No Support Burden on Lesbian Ex-Partner

High court in Massachusetts says prior agreement on child care imposes no obligation

By a sharply divided 4-3 vote, the Massachusetts Supreme Judicial Court ruled on August 25 that although a lesbian co-parent promised to contribute support for the child born to her former partner, such a promise was not a binding contract in the state and that the courts could not order her to support the child.

The opinion for the court by Justice Judith A. Cowin found that it would be contrary to public policy to require somebody who is not a “parent” under the law to pay child support, even when they had promised to do so. This case, involving former partners referred to in court papers as T.F. and B.L., was somewhat unusual in that the co-parent moved out of their apartment a few months before the child was born.

The women met in 1995 and began living together in the fall of 1996. After a commitment ceremony in 1999, they pooled their resources and designated each other as beneficiaries on their insurance and retirement plans. T.F. had long wanted to have a child, but B.L. was reluctant and only gave in when it looked like this might be necessary to save the relationship. Both women had physical problems that created barriers to their pregnancy, but T.F. eventually became pregnant through donor insemination. B.L.’s willingness for them to have a child, however, did not save the relationship, and she moved out in May 2000, less then two months before the baby’s premature birth.

Before she moved out, B.L. expressed regrets about being a “separated parent,” said she hoped to be able to adopt as a co-parent even though the couple was no longer together, and, according to T.F.’s legal complaint, “promised financial support and promised to talk later about the details since she wanted to just focus on the break-up of the relationship at that time.”

B.L. visited the baby for several months, but then broke off her relationship and refused to provide any support beyond the initial $800 she had contributed.

T.F. filed suit against B.L. in county probate and family court, where Judge Gail Perlman concluded that there theoretically was an “implied contract” between the women. But uncertain whether “parenthood by contract” was possible in Massachusetts, Perlman reported the matter to the Appeals Court, and the Supreme Judicial Court took the case directly.

Cowin found that Perlman was correct in finding that B.L. had made the agreement T.F. claimed, but that “the question remains whether the court can enforce this contract.” She found that it could not.

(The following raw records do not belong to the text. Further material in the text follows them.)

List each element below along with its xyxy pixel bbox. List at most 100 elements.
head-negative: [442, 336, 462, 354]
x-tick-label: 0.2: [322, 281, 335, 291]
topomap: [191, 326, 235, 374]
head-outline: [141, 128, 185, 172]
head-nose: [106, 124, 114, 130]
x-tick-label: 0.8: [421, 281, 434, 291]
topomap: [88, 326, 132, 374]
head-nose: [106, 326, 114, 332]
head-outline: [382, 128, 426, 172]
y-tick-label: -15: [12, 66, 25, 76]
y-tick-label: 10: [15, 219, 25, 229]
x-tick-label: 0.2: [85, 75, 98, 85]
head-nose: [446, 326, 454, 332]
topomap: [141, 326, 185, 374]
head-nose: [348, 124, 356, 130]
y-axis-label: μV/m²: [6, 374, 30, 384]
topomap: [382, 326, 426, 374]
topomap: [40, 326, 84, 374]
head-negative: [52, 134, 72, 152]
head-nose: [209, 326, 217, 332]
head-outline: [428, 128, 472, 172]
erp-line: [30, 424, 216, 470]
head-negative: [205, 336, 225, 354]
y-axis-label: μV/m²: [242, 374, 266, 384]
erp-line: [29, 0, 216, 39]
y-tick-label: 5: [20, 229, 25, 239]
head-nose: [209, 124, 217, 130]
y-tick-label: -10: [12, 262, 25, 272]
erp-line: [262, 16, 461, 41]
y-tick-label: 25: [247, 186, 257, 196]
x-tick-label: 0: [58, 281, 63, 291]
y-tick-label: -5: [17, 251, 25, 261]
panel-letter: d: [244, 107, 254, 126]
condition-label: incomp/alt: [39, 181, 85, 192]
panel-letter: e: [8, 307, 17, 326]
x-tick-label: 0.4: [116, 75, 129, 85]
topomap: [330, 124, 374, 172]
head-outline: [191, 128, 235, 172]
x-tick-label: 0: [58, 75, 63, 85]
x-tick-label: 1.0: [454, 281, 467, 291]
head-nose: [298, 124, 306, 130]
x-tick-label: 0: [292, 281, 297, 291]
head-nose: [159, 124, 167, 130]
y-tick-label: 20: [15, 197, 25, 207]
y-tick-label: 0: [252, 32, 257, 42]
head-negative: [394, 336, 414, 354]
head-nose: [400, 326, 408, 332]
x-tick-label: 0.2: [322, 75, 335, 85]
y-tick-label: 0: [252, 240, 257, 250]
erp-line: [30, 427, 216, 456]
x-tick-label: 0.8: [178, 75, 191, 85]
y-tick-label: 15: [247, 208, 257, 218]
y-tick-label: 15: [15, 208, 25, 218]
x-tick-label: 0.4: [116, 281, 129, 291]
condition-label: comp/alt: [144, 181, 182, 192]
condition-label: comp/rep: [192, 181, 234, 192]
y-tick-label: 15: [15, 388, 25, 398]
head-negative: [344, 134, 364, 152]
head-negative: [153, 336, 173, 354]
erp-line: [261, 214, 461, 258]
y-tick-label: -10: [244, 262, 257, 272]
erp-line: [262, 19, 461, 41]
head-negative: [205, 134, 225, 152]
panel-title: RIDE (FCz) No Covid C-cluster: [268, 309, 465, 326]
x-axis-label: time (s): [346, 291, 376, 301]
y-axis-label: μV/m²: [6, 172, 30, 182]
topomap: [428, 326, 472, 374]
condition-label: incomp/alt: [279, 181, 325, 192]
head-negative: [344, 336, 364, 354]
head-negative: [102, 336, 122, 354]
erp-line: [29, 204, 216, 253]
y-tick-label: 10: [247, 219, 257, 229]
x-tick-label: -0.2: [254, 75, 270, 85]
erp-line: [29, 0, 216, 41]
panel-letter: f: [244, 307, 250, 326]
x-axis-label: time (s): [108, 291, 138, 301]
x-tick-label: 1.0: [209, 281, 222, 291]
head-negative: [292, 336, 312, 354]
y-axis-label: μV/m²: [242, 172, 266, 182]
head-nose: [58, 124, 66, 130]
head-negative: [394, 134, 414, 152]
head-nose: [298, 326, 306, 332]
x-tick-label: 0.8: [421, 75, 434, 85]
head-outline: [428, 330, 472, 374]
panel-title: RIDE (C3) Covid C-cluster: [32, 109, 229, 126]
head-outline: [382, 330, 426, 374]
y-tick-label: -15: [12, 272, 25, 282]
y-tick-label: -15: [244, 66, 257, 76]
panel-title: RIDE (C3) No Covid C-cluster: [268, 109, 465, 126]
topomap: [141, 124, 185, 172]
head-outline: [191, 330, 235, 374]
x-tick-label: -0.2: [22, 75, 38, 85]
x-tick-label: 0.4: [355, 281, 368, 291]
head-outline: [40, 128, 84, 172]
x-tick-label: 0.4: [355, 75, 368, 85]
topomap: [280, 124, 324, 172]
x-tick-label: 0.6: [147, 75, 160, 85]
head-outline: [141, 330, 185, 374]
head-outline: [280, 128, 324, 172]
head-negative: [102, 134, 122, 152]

The court specifically rejected an argument raised by the dissenters, who suggested that the courts have general powers to make orders in the best interest of children.

“The equity powers conferred by the legislature on the court are intended to enable that court to provide remedies to enforce existing obligations; they are not intended to empower the court to create new obligations,” Cowin wrote.

The three dissenters, in an opinion by Justice John M. Greaney, while agreeing that “parenthood by contract is not the law in Massachusetts,” argued that there are strong public policies expressed by Massachusetts statutes to support a court’s use of its equitable powers to ensure proper support for children.

“That our statutes offer the plaintiff no remedy, because the defendant is not a legal parent, does not preclude an order of child support,” Greaney wrote. “The existence of an agreement to support on the part of the defendant, buttressed by society’s interests (as expressed through our statutes and our case law) and the best interests of the child standard, requires relief here.”

Greaney and Cowin were on the same side in last year’s historic ruling by the Supreme Judicial Court recognizing same-sex marriage rights.

Bennett Klein, an attorney at Boston’s Gay and Lesbian Advocates and Defenders, argued the case for T.F.